The building in which the club is situated was the birthplace in 1805 of Dr William Henry Duncan and a plaque above the door commemorates this. The Beatles' original manager Allan Williams was once the owner of the club and reputedly ejected Judy Garland after the local premiere of their first film, A Hard Day's Night, in 1964.

Pete Best's audition to join the Beatles took place in the Blue Angel on 12 August 1960. It was also where the Beatles, in 1960, auditioned for impresario Larry Parnes, landing them their first tour outside Liverpool, supporting singer Johnny Gentle on a tour of Scotland.

After seeing Cilla Black performing "Bye Bye Blackbird" at the Blue Angel, Brian Epstein contracted her as his only female client on 6 September 1963.

In the 1980s, the Blue Angel briefly changed its name to the Razzamataz, giving rise to its current nickname, before reverting back to its original name due to a request from the Beatles City museum asking the club if they could change their name back to the Blue Angel to attract tourists.

The Blue Angel's current owners are Valerie Davies and Michael Kearon.

==The Blue Angel today==
The Blue Angel is especially popular with students; however the club attracts people from a wide range of ages and backgrounds, with people who attended the club in the 1990s still regularly visiting to this day. Monday nights are seen as one of the most popular nights for students to visit, and this coupled with the club holding an extended late night opening license means it is a draw with students.
The club has two main floors and an outside seating area. The lower floor has DJ equipment and a dance floor, whilst the upper floor has more seating and a more bar-orientated feel. One popular drink available at the club is a 'Fat Frog' made by mixing a Smirnoff Ice, a blue WKD and an orange Bacardi Breezer.

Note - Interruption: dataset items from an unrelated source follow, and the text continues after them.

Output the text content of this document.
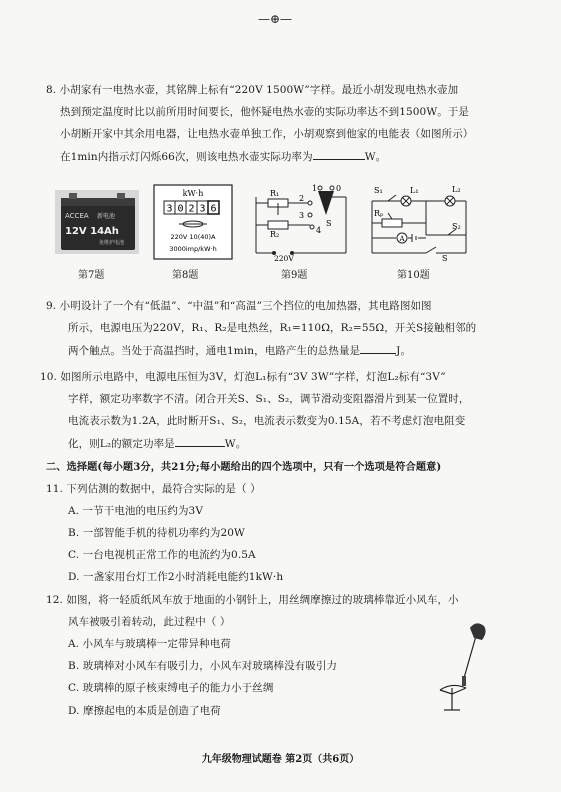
—⊕—
8. 小胡家有一电热水壶，其铭牌上标有“220V 1500W”字样。最近小胡发现电热水壶加
热到预定温度时比以前所用时间要长，他怀疑电热水壶的实际功率达不到1500W。于是
小胡断开家中其余用电器，让电热水壶单独工作，小胡观察到他家的电能表（如图所示）
在1min内指示灯闪烁66次，则该电热水壶实际功率为	W。
ACCEA 新电池
12V 14Ah
免维护电池
第7题
kW·h
3 0 2 3 6
220V 10(40)A
3000imp/kW·h
第8题
R₁
R₂
1 0
2
3
4
S
220V
第9题
A
S₁	L₁	L₂
Rₚ
S₂
S
第10题
9. 小明设计了一个有“低温”、“中温”和“高温”三个挡位的电加热器，其电路图如图
所示，电源电压为220V，R₁、R₂是电热丝，R₁=110Ω，R₂=55Ω，开关S接触相邻的
两个触点。当处于高温挡时，通电1min，电路产生的总热量是	J。
10. 如图所示电路中，电源电压恒为3V，灯泡L₁标有“3V 3W”字样，灯泡L₂标有“3V”
字样，额定功率数字不清。闭合开关S、S₁、S₂，调节滑动变阻器滑片到某一位置时，
电流表示数为1.2A，此时断开S₁、S₂，电流表示数变为0.15A，若不考虑灯泡电阻变
化，则L₂的额定功率是	W。
二、选择题(每小题3分，共21分;每小题给出的四个选项中，只有一个选项是符合题意)
11. 下列估测的数据中，最符合实际的是（ ）
A. 一节干电池的电压约为3V
B. 一部智能手机的待机功率约为20W
C. 一台电视机正常工作的电流约为0.5A
D. 一盏家用台灯工作2小时消耗电能约1kW·h
12. 如图，将一轻质纸风车放于地面的小钢针上，用丝绸摩擦过的玻璃棒靠近小风车，小
风车被吸引着转动，此过程中（ ）
A. 小风车与玻璃棒一定带异种电荷
B. 玻璃棒对小风车有吸引力，小风车对玻璃棒没有吸引力
C. 玻璃棒的原子核束缚电子的能力小于丝绸
D. 摩擦起电的本质是创造了电荷
九年级物理试题卷 第2页（共6页）
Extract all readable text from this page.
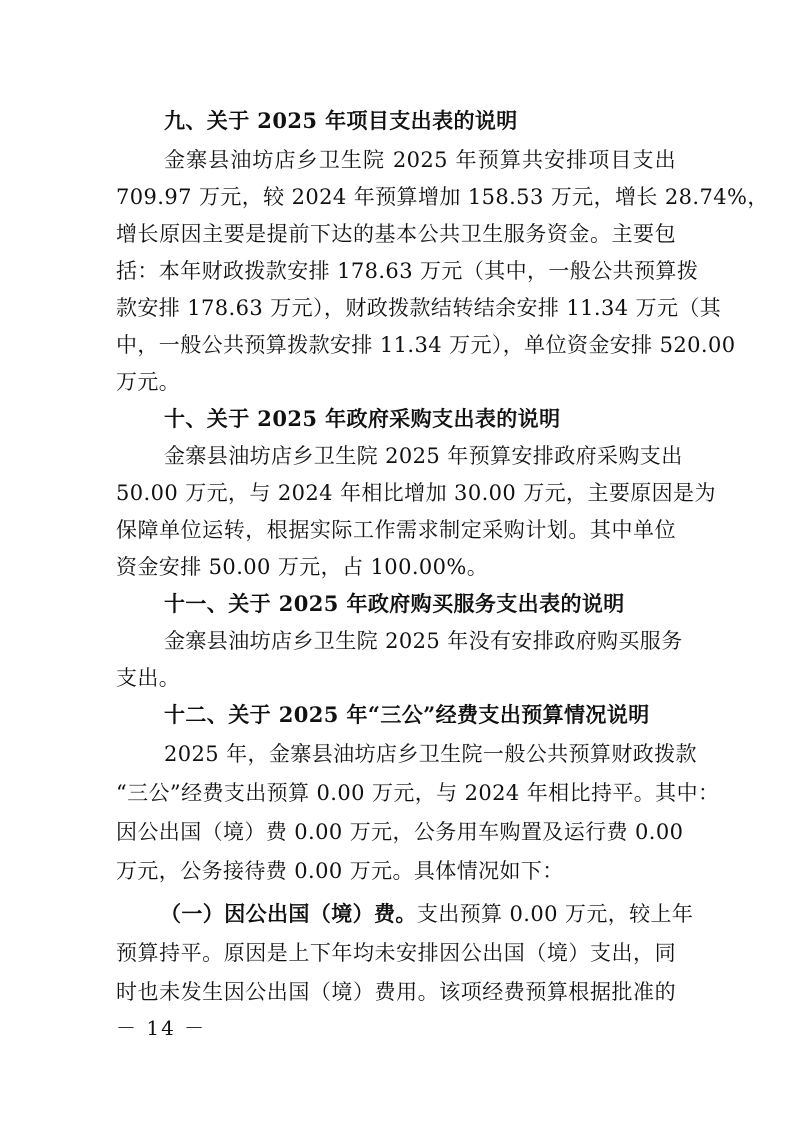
九、关于 2025 年项目支出表的说明
金寨县油坊店乡卫生院 2025 年预算共安排项目支出
709.97 万元，较 2024 年预算增加 158.53 万元，增长 28.74%，
增长原因主要是提前下达的基本公共卫生服务资金。主要包
括：本年财政拨款安排 178.63 万元（其中，一般公共预算拨
款安排 178.63 万元），财政拨款结转结余安排 11.34 万元（其
中，一般公共预算拨款安排 11.34 万元），单位资金安排 520.00
万元。
十、关于 2025 年政府采购支出表的说明
金寨县油坊店乡卫生院 2025 年预算安排政府采购支出
50.00 万元，与 2024 年相比增加 30.00 万元，主要原因是为
保障单位运转，根据实际工作需求制定采购计划。其中单位
资金安排 50.00 万元，占 100.00%。
十一、关于 2025 年政府购买服务支出表的说明
金寨县油坊店乡卫生院 2025 年没有安排政府购买服务
支出。
十二、关于 2025 年“三公”经费支出预算情况说明
2025 年，金寨县油坊店乡卫生院一般公共预算财政拨款
“三公”经费支出预算 0.00 万元，与 2024 年相比持平。其中：
因公出国（境）费 0.00 万元，公务用车购置及运行费 0.00
万元，公务接待费 0.00 万元。具体情况如下：
（一）因公出国（境）费。支出预算 0.00 万元，较上年
预算持平。原因是上下年均未安排因公出国（境）支出，同
时也未发生因公出国（境）费用。该项经费预算根据批准的
－ 14 －
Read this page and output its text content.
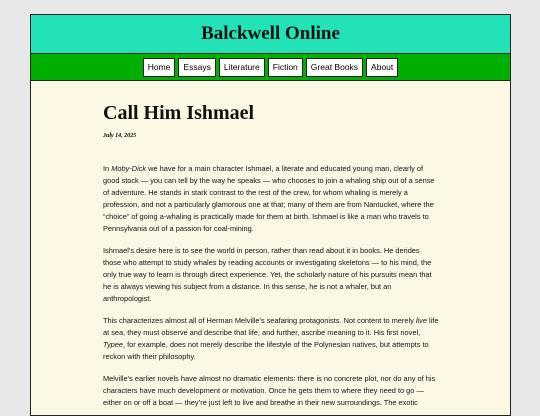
Balckwell Online
Home	Essays	Literature	Fiction	Great Books	About
Call Him Ishmael
July 14, 2025

In Moby-Dick we have for a main character Ishmael, a literate and educated young man, clearly of good stock — you can tell by the way he speaks — who chooses to join a whaling ship out of a sense of adventure. He stands in stark contrast to the rest of the crew, for whom whaling is merely a profession, and not a particularly glamorous one at that; many of them are from Nantucket, where the “choice” of going a-whaling is practically made for them at birth. Ishmael is like a man who travels to Pennsylvania out of a passion for coal-mining.

Ishmael’s desire here is to see the world in person, rather than read about it in books. He derides those who attempt to study whales by reading accounts or investigating skeletons — to his mind, the only true way to learn is through direct experience. Yet, the scholarly nature of his pursuits mean that he is always viewing his subject from a distance. In this sense, he is not a whaler, but an anthropologist.

This characterizes almost all of Herman Melville’s seafaring protagonists. Not content to merely live life at sea, they must observe and describe that life, and further, ascribe meaning to it. His first novel, Typee, for example, does not merely describe the lifestyle of the Polynesian natives, but attempts to reckon with their philosophy.

Melville’s earlier novels have almost no dramatic elements: there is no concrete plot, nor do any of his characters have much development or motivation. Once he gets them to where they need to go — either on or off a boat — they’re just left to live and breathe in their new surroundings. The exotic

In 2008, DJ equipment was seized from the club, following a series of complaints from local residents about noise levels, since the clientele had to smoke outside the club following the introduction of the smoking ban. The Blue Angel was banned from using its backyard.

A support network, set up mainly by students and boasting a website, was created in order to "Save the Raz" from closure.

In 2010 the Blue Angel won a court battle to remain open and operate as normal.